New URI research offers a clearer picture of how pollution travels through the estuary.
Microplastics are everywhere in coastal waters—from tiny fibers shed by clothing to fragments of degraded packaging. But their abundance isn’t uniform across a place as dynamic as Narragansett Bay. New research from the University of Rhode Island is helping scientists understand where these particles accumulate, why hotspots form, and what that means for long-term coastal health.
On November 13, Sarah Davis, a postdoctoral research fellow at URI, and Victoria Fulfer, a microplastics scientist from The 5 Gyres Institute, shared new findings as part of Rhode Island Sea Grant’s Coastal State Discussion Series. Their combined work paints the most detailed picture to date of how microplastics move through the estuary—and where they ultimately end up.
A Bay-Wide Pattern
Davis and her team sampled surface waters throughout the Bay during three seasons—winter, spring, and summer/fall—over two years. Each site was sampled twice, resulting in 72 unique trawls. The pattern that emerged showed microplastic concentrations are significantly lower in the southern reaches of Narragansett Bay compared to the more urbanized northern waters.
“Our results suggest that freshwater rivers flowing through urban areas are likely accumulating microplastics and then depositing them into the bay,” Davis said. Her project, supported by Rhode Island Sea Grant, is the first to examine surface transport of microplastics, revealing how seasonal wind patterns influence where particles concentrate.
This is partly driven by the fact that the southern Bay has fewer people living along those shorelines, which means less plastic enters the water through stormwater runoff, wastewater systems, and everyday use. It is also closer in proximity to the open ocean, which helps flush surface waters more regularly, preventing microplastics from lingering.
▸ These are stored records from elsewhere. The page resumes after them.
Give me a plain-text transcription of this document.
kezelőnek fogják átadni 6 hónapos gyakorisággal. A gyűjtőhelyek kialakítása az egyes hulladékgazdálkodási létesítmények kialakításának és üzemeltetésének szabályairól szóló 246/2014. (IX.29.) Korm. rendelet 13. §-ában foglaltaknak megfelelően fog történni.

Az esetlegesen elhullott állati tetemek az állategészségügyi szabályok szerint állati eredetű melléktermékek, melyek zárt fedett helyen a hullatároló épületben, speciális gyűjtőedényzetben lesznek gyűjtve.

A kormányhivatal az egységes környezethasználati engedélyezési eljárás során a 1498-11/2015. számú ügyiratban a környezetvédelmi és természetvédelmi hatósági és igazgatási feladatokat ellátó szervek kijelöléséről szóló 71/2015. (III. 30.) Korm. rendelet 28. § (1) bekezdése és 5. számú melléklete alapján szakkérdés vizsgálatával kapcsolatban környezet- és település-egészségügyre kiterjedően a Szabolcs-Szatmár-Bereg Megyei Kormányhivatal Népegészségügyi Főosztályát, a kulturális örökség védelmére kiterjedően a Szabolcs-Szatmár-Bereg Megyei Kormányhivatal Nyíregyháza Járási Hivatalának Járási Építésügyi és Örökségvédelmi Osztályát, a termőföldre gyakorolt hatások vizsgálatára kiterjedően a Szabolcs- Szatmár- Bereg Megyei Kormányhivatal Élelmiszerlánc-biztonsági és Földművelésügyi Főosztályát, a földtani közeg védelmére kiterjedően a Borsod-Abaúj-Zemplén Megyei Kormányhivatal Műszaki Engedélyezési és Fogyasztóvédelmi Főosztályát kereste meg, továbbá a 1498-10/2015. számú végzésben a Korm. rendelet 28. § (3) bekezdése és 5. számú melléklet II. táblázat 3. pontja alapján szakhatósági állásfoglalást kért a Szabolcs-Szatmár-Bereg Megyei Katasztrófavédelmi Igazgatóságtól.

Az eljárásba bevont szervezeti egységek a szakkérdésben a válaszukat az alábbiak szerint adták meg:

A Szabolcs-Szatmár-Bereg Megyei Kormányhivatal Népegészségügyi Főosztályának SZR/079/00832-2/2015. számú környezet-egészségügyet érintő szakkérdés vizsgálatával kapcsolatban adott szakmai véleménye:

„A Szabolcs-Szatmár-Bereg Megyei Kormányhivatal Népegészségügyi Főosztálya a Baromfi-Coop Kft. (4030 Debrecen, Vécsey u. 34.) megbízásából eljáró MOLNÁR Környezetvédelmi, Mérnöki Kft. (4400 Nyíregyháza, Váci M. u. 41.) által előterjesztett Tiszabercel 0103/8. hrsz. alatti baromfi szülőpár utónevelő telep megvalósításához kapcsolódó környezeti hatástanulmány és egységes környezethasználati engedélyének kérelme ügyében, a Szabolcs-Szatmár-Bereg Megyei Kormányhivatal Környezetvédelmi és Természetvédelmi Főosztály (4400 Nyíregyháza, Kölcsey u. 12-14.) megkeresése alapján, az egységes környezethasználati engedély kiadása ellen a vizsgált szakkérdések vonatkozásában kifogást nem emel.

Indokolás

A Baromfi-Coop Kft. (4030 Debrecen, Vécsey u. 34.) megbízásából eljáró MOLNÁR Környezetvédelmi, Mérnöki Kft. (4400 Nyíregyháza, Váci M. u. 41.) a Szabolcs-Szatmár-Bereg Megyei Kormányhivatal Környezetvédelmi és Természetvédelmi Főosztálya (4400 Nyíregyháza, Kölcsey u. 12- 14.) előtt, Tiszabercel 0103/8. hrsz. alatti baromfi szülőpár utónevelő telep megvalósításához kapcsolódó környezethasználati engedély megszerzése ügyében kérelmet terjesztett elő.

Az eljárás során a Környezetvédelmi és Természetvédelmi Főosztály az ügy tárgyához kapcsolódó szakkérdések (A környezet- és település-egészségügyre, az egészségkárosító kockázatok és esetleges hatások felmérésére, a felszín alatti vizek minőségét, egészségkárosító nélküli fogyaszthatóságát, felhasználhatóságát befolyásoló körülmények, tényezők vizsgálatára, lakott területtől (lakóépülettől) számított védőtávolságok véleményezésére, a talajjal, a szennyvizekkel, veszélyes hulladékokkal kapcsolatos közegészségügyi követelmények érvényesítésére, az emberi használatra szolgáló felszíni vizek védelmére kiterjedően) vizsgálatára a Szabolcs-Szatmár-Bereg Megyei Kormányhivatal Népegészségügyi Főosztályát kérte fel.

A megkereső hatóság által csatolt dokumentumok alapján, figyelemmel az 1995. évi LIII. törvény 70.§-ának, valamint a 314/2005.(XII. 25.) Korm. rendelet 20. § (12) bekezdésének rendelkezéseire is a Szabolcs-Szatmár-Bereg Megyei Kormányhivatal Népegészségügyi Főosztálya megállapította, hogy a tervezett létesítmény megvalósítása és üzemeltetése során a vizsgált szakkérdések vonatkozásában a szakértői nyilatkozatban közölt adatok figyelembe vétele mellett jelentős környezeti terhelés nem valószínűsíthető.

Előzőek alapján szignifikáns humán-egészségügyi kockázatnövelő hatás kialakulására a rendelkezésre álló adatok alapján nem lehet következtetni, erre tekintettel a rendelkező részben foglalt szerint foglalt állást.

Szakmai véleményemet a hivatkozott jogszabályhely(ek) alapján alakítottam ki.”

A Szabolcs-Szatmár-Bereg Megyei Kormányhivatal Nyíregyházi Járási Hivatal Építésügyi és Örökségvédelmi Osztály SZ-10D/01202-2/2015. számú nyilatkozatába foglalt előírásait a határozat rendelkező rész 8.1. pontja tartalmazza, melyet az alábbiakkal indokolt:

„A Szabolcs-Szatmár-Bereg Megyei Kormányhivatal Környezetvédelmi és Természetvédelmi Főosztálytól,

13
In contrast, the northern Bay receives freshwater from rivers that flow through some of Rhode Island’s most populated areas. Those rivers carry a steady stream of microplastics into the estuary, creating concentrations that far exceed those found in the south.
But the study also revealed more nuanced seasonal patterns. During wetter months, increased river flows and stormwater runoff carried more microplastics into the bay, which tended to accumulate in the northern areas during summer and fall, when prevailing southerly winds kept them there. In winter, however, shifting northerly winds helped transport these plastics farther south, with the highest concentrations observed in the Western Passage.
“We’re seeing the highest recoveries of microplastics after periods of high river flow,” says Davis, pointing to unusually heavy rains in the summer and fall that boosted runoff during the first year of sampling. “We’re seeing a relationship between increased river flow and elevated concentrations of plastics, and where those plastics go is closely related to wind.”
Marshes as Microplastic Sinks
Fulfer’s research, which revealed that nearly 1,000 tons of microplastics are stored in the upper two inches of the seafloor, supports the same north–south trend. Microplastic pollution in the Bay has been steadily increasing since the 1950s, but the impact is not evenly distributed.
“Microplastic accumulation in Narragansett Bay still varies through space from north to south, but that variation has persisted throughout the last 70 years,” Fulfer said. “It’s exponentially increasing over time, and it varies based on the environment type.”
One of the most striking findings concerns the role of coastal marshes. Fulfer’s team found that marshes near dense population centers trap 10 to 50 times more microplastics than nearby seafloor sediments. Even marshes on Conanicut Island—far from the urban core—had higher concentrations than adjacent bottom waters.
These results suggest that salt marshes may function as long-term storage sites for microplastic pollution, with implications for habitat health and restoration.
What this Means for Rhode Island
Microplastics—defined as plastic particles smaller than 5 millimeters—have become a defining pollutant of modern oceans. Scientists have now found them in wildlife, drinking water, and even the human body, but their health effects remain uncertain.
What Davis and Fulfer’s work makes clear is that microplastics in Narragansett Bay are overwhelmingly land-based, carried downstream via rivers, storm drains, and wastewater systems—not simply litter from local shorelines.
“Targeted efforts to reduce urban runoff into freshwater rivers and to improve wastewater management during high river flow periods could be really effective in mitigating microplastic inputs into the bay,” Davis said.
This research adds important nuance to the growing body of knowledge on microplastics in coastal environments. For Rhode Island, it highlights both the challenges and opportunities ahead: protecting estuarine habitats that act as pollution filters, strengthening monitoring efforts, and reducing upstream sources before they reach the water.
Narragansett Bay’s health is shaped by the communities and watersheds that feed it. Understanding how microplastics move through this system is a crucial step toward managing pollution at its source and ensuring a cleaner, more resilient Bay for generations to come.